Ao analisar o aditamento da inicial em conjunto com a sistemática prevista para a tutela antecipada antecedente, constata-se que o dispositivo foi, no mínimo, omisso acerca do momento em que o aditamento deverá ser realizado.
Cumpre ressaltar que uma das benesses pela qual a parte poderá se interessar em utilizar o procedimento estudado é a estabilização da tutela provisória e a sua produção de efeitos.
Como será visto adiante, a única forma da decisão de cognição sumária proferida no procedimento antecedente não estabilizar será em caso da interposição de recurso, conforme consta expressamente na letra fria da lei (art. 304, caput), ressalvando, claro, um eventual pedido de prosseguimento do feito pelo autor.
Ora, se existe a factível possibilidade de a decisão estabilizar, sendo o processo consequentemente extinto (§1°, art. 304), como pode o autor ficar vinculado ao dever de aditar sua peça automaticamente? Tal aditamento parte do pressuposto que a decisão não estabilizou, logo, é necessário que tenha sido levado ao conhecimento do réu o deferimento do pedido, e que este tenha quedado inerte em seu prazo próprio para interposição de recurso.
Como forma de driblar a ilógica sistemática legislativa, José Miguel Garcia Medina20 assim defende:
O prazo de quinze dias dificilmente poderá ser observado pelo juiz, pois inviabiliza a incidência da regra prevista no art. 304. do CPC/2015 (já que o prazo de quinze dias tende a fruir antes de citado o réu). Deverá o juiz fixar outro prazo, maior, ou outro termo inicial (p.ex., dez dias contados da comunicação de que o réu recorreu contra a liminar, inviabilizando a estabilização, cf. art. 304, caput do CPC/2015), como autoriza a parte final do art. 303, § 1.º, I (cf. também art. 139, VI do CPC/2015).
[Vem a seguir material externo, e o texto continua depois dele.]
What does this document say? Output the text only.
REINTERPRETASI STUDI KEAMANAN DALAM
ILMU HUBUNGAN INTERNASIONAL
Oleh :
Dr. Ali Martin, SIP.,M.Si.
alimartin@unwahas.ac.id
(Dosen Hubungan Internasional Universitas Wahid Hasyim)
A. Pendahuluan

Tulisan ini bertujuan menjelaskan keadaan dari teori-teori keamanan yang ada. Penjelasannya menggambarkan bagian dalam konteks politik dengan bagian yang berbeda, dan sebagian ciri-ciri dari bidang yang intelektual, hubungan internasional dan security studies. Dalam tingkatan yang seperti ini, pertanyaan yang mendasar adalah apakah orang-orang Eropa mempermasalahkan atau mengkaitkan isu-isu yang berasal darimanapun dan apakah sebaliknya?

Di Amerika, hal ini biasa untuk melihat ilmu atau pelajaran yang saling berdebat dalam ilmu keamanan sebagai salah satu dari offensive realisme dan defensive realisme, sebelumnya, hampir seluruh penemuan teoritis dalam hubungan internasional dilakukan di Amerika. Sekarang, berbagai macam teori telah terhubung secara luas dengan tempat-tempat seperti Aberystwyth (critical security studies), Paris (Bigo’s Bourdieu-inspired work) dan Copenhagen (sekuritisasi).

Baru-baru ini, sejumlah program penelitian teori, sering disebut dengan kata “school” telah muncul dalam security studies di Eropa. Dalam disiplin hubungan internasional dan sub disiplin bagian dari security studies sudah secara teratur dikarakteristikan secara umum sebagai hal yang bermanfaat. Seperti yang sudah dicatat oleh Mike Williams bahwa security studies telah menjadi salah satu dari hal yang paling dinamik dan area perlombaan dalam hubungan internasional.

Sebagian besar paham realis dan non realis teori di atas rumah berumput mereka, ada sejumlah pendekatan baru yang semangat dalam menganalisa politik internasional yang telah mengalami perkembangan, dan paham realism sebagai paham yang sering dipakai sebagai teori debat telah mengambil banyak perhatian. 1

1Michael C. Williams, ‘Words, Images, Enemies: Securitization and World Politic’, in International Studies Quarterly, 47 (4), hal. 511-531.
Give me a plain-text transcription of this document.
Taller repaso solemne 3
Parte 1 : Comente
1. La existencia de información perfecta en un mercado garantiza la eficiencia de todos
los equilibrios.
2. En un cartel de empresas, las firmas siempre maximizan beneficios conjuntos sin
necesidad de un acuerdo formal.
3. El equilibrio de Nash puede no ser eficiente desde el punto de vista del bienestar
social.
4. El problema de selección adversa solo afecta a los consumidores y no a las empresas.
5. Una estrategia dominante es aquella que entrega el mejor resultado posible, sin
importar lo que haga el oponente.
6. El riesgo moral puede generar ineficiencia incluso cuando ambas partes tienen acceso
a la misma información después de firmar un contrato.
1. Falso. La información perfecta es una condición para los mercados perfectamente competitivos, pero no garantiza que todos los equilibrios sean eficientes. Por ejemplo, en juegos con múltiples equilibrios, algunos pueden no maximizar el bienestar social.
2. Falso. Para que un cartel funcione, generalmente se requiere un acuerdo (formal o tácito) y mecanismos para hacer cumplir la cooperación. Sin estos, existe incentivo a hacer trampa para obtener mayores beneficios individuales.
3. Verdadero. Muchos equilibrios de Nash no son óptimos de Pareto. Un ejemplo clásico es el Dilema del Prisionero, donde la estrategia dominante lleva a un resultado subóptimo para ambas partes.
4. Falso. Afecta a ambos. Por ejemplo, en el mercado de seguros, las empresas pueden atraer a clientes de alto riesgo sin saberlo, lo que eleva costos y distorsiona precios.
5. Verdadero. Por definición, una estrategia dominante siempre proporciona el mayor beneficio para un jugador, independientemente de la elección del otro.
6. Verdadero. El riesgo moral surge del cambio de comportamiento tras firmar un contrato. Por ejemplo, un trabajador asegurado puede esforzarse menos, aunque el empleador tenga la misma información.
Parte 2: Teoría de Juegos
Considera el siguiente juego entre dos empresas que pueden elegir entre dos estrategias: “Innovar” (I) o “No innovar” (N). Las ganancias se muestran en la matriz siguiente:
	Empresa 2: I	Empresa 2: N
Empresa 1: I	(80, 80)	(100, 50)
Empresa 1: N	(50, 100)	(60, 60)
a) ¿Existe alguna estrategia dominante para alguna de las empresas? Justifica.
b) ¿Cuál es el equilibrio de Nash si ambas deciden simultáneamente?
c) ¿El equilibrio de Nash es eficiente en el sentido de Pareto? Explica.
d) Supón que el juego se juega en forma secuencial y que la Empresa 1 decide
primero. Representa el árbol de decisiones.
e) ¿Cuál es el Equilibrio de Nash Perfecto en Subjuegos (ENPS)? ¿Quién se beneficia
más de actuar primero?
Caso o réu não interponha o recurso previsto no art. 304, caput, a tutela antecipada estabiliza-se e a apresentação de pedido principal torna-se, em princípio, desnecessária.
Assim como a grande maioria dos temas que cercam a tutela antecedente, o tema não é pacífico na jurisprudência pátria.
Ressalto, contrapondo o posicionamento adotado pelo nobre professor supradito, o entendimento exarado pela Segunda Turma Julgadora da Sexta Câmara Cível do Tribunal de Justiça do Estado de Goiás na Apelação Cível n° 5419755.79.2017.8.09.005121, que sequer entendeu pela necessidade de intimação específica do autor para o aditamento, servindo a mera publicação da decisão que concedeu a tutela antecipada em caráter antecedente suficiente para que o prazo de aditamento comece a correr.
No caso sub examine, era de interesse do autor prosseguir com a ação até a prolação de decisum exauriente, mas, em razão da ausência de interposição de recurso específico e não tendo o autor apresentado o aditamento da inicial no prazo legal, o magistrado de piso entendeu por imperiosa a necessidade de extinguir o feito, tornando estável a liminar antes concedida, sentença esta que foi mantida em sede recursal.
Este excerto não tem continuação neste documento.